Guai a pensare in grande in Sardegna. Si rischia l’impopolarità.
È un fenomeno di semplificazione neuronale sempre esistito in Italia, ma oggi potenziato dalla felice schiavitù commerciale promessa a tutti, come destino universale, dalla globalizzazione.
Eppure servirebbe moltissimo riaprire i libri ingialliti dei grandi temi politici.
Su quali basi di giustizia e di libertà è fondato lo Stato italiano?
Quanto pesa ancora il pensiero di Gentile nella concezione attuale dello Stato?
Perché la Sinistra italiana e sarda è nazionalista, centralista e non riesce a concepirsi almeno federalista? Perché non riesce neanche a contemplare in astratto che uno Stato possa fondarsi su più nazioni?
Perché i Sardi sembrano entusiasmarsi nel dire che la Sardegna è un’isola (un’ovvietà) e non a dire che è una nazione (una grande possibilità)?
La Destra italiana è mai stata davvero liberale? O democratica?
L’autoritarismo, il conformismo, lo spirito tribale di branco sono fenomeni della Destra recente o della civiltà italiana comune? Lo spirito nazionale italiano è di Destra?
Il Cattolicesimo come forma organizzata di vita sociale (cioè non come religione, ma come abitudine sociale) è di Destra?
Il Cristianesimo è un problema per qualsiasi potere?
Proveremo nelle prossime settimane a ridare spazio ai grandi temi politici e a combattere la diffusa moria di cellule nervose.
Preliminarmente, però, occorre sgombrare il campo da un equivoco: il Centrismo.
Il Centrismo confonde il posizionamento verso le altre proposte politiche, con la strategia di fondo, cioè con la visione.
Essere Centristi vuol dire sperare sempre che tutti giochino in termini estremisti, in modo da distinguersi per il proprio equilibrio.
Se invece tutti si mascherano da centristi, o lo sono realmente, il centrista classico sceglie un altro terreno di competizione: la simulazione del potere.

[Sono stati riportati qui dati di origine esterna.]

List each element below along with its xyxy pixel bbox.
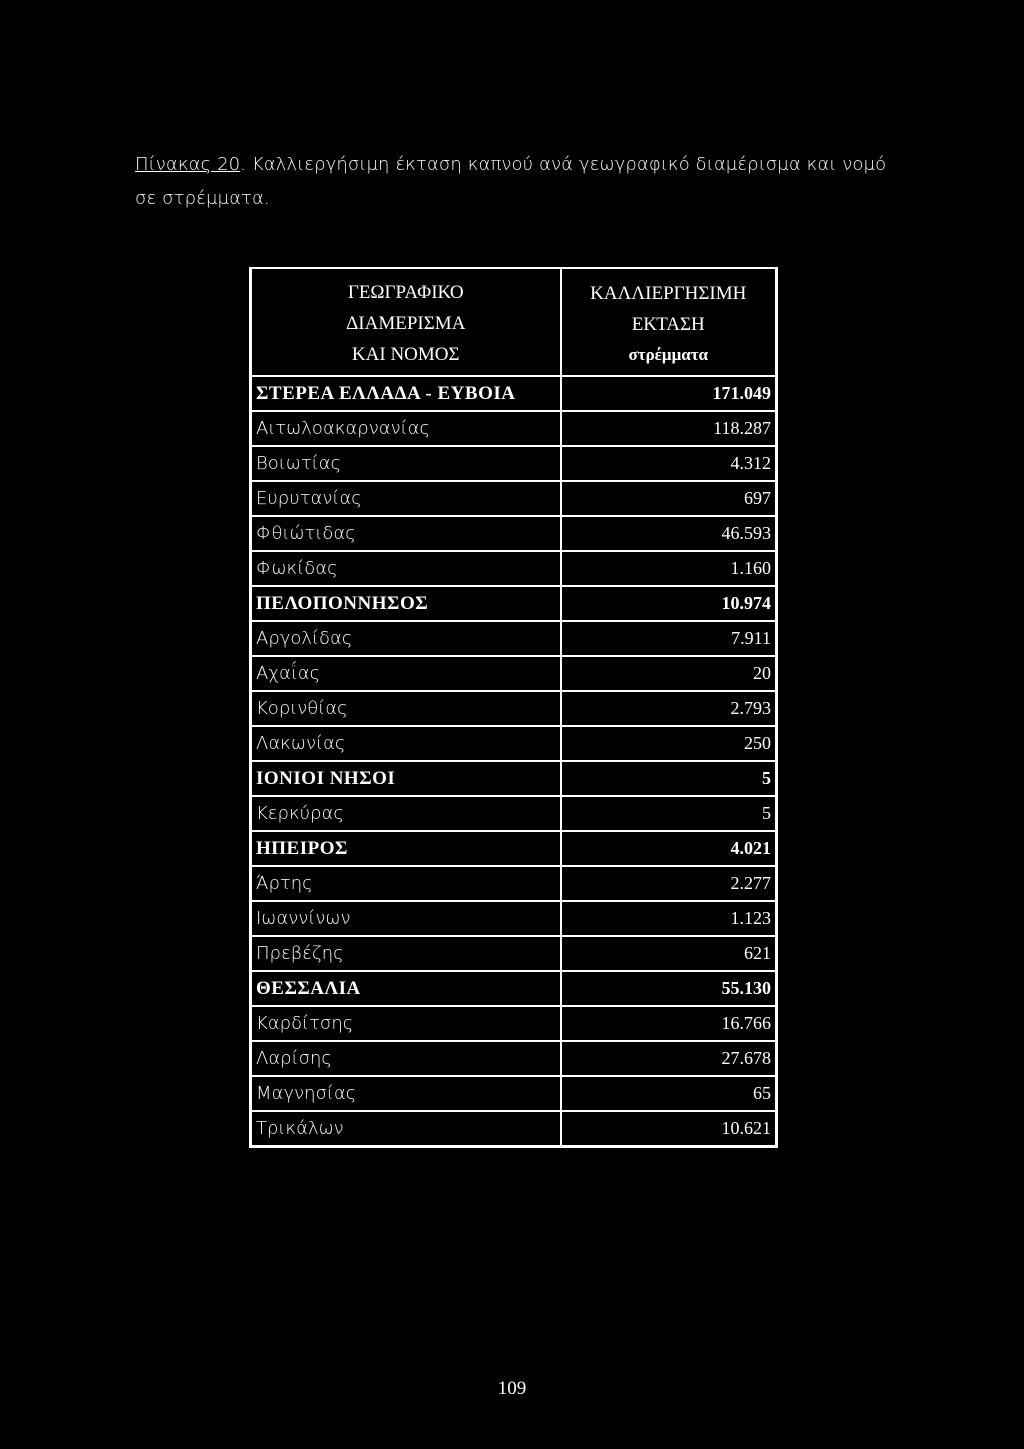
region-row xyxy=(251,761,777,796)
tobacco-area-table xyxy=(249,267,778,1148)
row-name: ΗΠΕΙΡΟΣ xyxy=(251,831,561,866)
prefecture-row xyxy=(251,866,777,901)
header-area-unit: στρέμματα xyxy=(628,344,709,364)
row-name: ΘΕΣΣΑΛΙΑ xyxy=(251,971,561,1006)
region-row xyxy=(251,971,777,1006)
row-value: 55.130 xyxy=(561,971,777,1006)
row-value: 697 xyxy=(561,481,777,516)
header-region-line-2: ΔΙΑΜΕΡΙΣΜΑ xyxy=(346,313,466,334)
row-value: 2.277 xyxy=(561,866,777,901)
prefecture-row xyxy=(251,1041,777,1076)
header-region xyxy=(251,268,561,376)
row-name: Βοιωτίας xyxy=(251,446,561,481)
row-value: 16.766 xyxy=(561,1006,777,1041)
prefecture-row xyxy=(251,621,777,656)
row-name: Κορινθίας xyxy=(251,691,561,726)
row-value: 27.678 xyxy=(561,1041,777,1076)
row-name: Λακωνίας xyxy=(251,726,561,761)
row-name: ΠΕΛΟΠΟΝΝΗΣΟΣ xyxy=(251,586,561,621)
prefecture-row xyxy=(251,1111,777,1147)
header-area-line-2: ΕΚΤΑΣΗ xyxy=(631,313,705,335)
header-area xyxy=(561,268,777,376)
row-value: 5 xyxy=(561,761,777,796)
row-value: 20 xyxy=(561,656,777,691)
prefecture-row xyxy=(251,936,777,971)
row-name: Κερκύρας xyxy=(251,796,561,831)
page-number: 109 xyxy=(497,1378,527,1399)
row-name: Άρτης xyxy=(251,866,561,901)
row-value: 2.793 xyxy=(561,691,777,726)
row-name: Φθιώτιδας xyxy=(251,516,561,551)
row-name: Αχαΐας xyxy=(251,656,561,691)
row-value: 621 xyxy=(561,936,777,971)
row-name: Πρεβέζης xyxy=(251,936,561,971)
prefecture-row xyxy=(251,411,777,446)
header-region-line-3: ΚΑΙ ΝΟΜΟΣ xyxy=(351,344,460,365)
prefecture-row xyxy=(251,1076,777,1111)
row-value: 4.312 xyxy=(561,446,777,481)
prefecture-row xyxy=(251,691,777,726)
row-value: 1.160 xyxy=(561,551,777,586)
row-value: 171.049 xyxy=(561,376,777,411)
prefecture-row xyxy=(251,796,777,831)
prefecture-row xyxy=(251,1006,777,1041)
row-value: 250 xyxy=(561,726,777,761)
header-region-line-1: ΓΕΩΓΡΑΦΙΚΟ xyxy=(347,282,464,303)
row-name: Ευρυτανίας xyxy=(251,481,561,516)
row-value: 46.593 xyxy=(561,516,777,551)
row-name: ΙΟΝΙΟΙ ΝΗΣΟΙ xyxy=(251,761,561,796)
prefecture-row xyxy=(251,446,777,481)
row-name: Φωκίδας xyxy=(251,551,561,586)
row-value: 118.287 xyxy=(561,411,777,446)
prefecture-row xyxy=(251,726,777,761)
region-row xyxy=(251,831,777,866)
region-row xyxy=(251,586,777,621)
prefecture-row xyxy=(251,656,777,691)
header-area-line-1: ΚΑΛΛΙΕΡΓΗΣΙΜΗ xyxy=(590,282,747,304)
row-value: 4.021 xyxy=(561,831,777,866)
prefecture-row xyxy=(251,901,777,936)
region-row xyxy=(251,376,777,411)
row-name: Ιωαννίνων xyxy=(251,901,561,936)
row-value: 5 xyxy=(561,796,777,831)
table-caption xyxy=(135,148,895,216)
prefecture-row xyxy=(251,481,777,516)
caption-label: Πίνακας 20 xyxy=(135,154,241,175)
row-name: Αιτωλοακαρνανίας xyxy=(251,411,561,446)
row-name: ΣΤΕΡΕΑ ΕΛΛΑΔΑ - ΕΥΒΟΙΑ xyxy=(251,376,561,411)
row-value: 10.974 xyxy=(561,586,777,621)
table-header-row xyxy=(251,268,777,376)
row-name: Λαρίσης xyxy=(251,1041,561,1076)
row-name: Αργολίδας xyxy=(251,621,561,656)
prefecture-row xyxy=(251,551,777,586)
row-name: Μαγνησίας xyxy=(251,1076,561,1111)
caption-text: . Καλλιεργήσιμη έκταση καπνού ανά γεωγραφικό διαμέρισμα και νομό σε στρέμματα. xyxy=(135,154,887,209)
row-name: Καρδίτσης xyxy=(251,1006,561,1041)
row-value: 1.123 xyxy=(561,901,777,936)
row-value: 10.621 xyxy=(561,1111,777,1147)
row-value: 65 xyxy=(561,1076,777,1111)
row-value: 7.911 xyxy=(561,621,777,656)
row-name: Τρικάλων xyxy=(251,1111,561,1147)
prefecture-row xyxy=(251,516,777,551)
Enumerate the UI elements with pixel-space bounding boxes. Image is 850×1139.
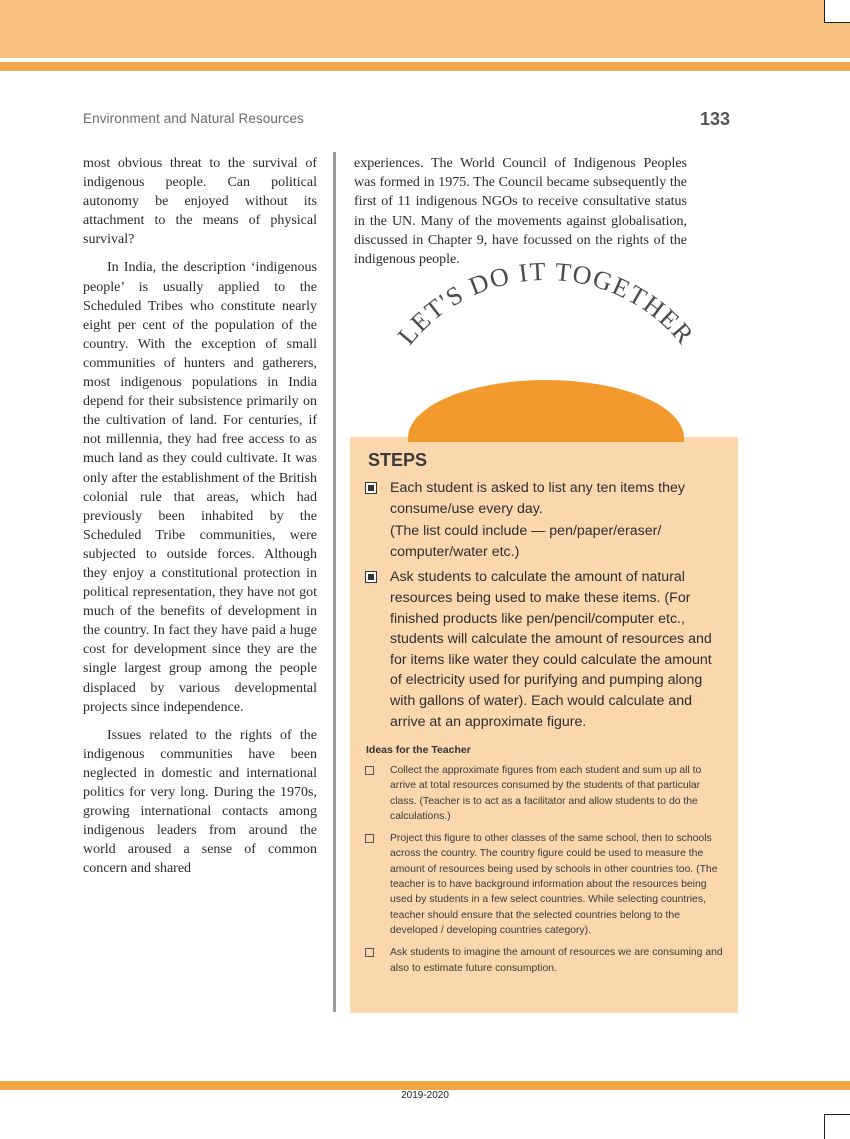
paragraph: most obvious threat to the survival of indigenous people. Can political autonomy be enjoyed without its attachment to the means of physical survival? [83, 156, 317, 248]
top-stripe [0, 62, 850, 71]
idea-text: Collect the approximate figures from each student and sum up all to arrive at total resources consumed by the students of that particular class. (Teacher is to act as a facilitator and allow students to do the calculations.) [390, 765, 702, 822]
list-item [364, 945, 724, 976]
activity-box [350, 256, 738, 1013]
column-divider [333, 152, 336, 1012]
square-bullet-icon [365, 948, 374, 957]
square-bullet-icon [365, 766, 374, 775]
list-item [364, 478, 724, 562]
step-text: Ask students to calculate the amount of natural resources being used to make these items. (For finished products like pen/pencil/computer etc., students will calculate the amount of resources and for items like water they could calculate the amount of electricity used for purifying and pumping along with gallons of water). Each would calculate and arrive at an approximate figure. [390, 569, 712, 730]
checkbox-bullet-icon [365, 482, 377, 494]
crop-mark-top-right [824, 0, 850, 23]
paragraph: In India, the description ‘indigenous people’ is usually applied to the Scheduled Tribes who constitute nearly eight per cent of the population of the country. With the exception of small communities of hunters and gatherers, most indigenous populations in India depend for their subsistence primarily on the cultivation of land. For centuries, if not millennia, they had free access to as much land as they could cultivate. It was only after the establishment of the British colonial rule that areas, which had previously been inhabited by the Scheduled Tribe communities, were subjected to outside forces. Although they enjoy a constitutional protection in political representation, they have not got much of the benefits of development in the country. In fact they have paid a huge cost for development since they are the single largest group among the people displaced by various developmental projects since independence. [83, 260, 317, 715]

Questo è il momento attuale della Sardegna, dove tutto è rappresentato in termini magniloquenti, ma dove tutto si è tinto di minuzie inconcludenti, di piccole sistemazioni, di imbarazzanti immobilismi, di proroghe, di facenti funzione, di veti e sussurri.
Perché? Per due motivi: 1) l’articolazione politica è solo tra chi ha il potere e chi non lo ha. Il luogo classico della politica, che è il vastissimo campo dei senza potere, è popolatissimo di persone ma considerato desertico dalla classe dirigente; 2) tutti giocano al Centro e dunque nessuno lavora su grandi visioni.
Questa povera brutalità richiederebbe una grande reazione culturale e invece sta generando un’incredibile arrendevolezza politica. Questo giornale si colloca all’opposizione della rassegnazione al peggio e non teme di apparire aristocratico solo perché si pone e pone delle domande. Siamo intelligenti, immaginiamo futuro.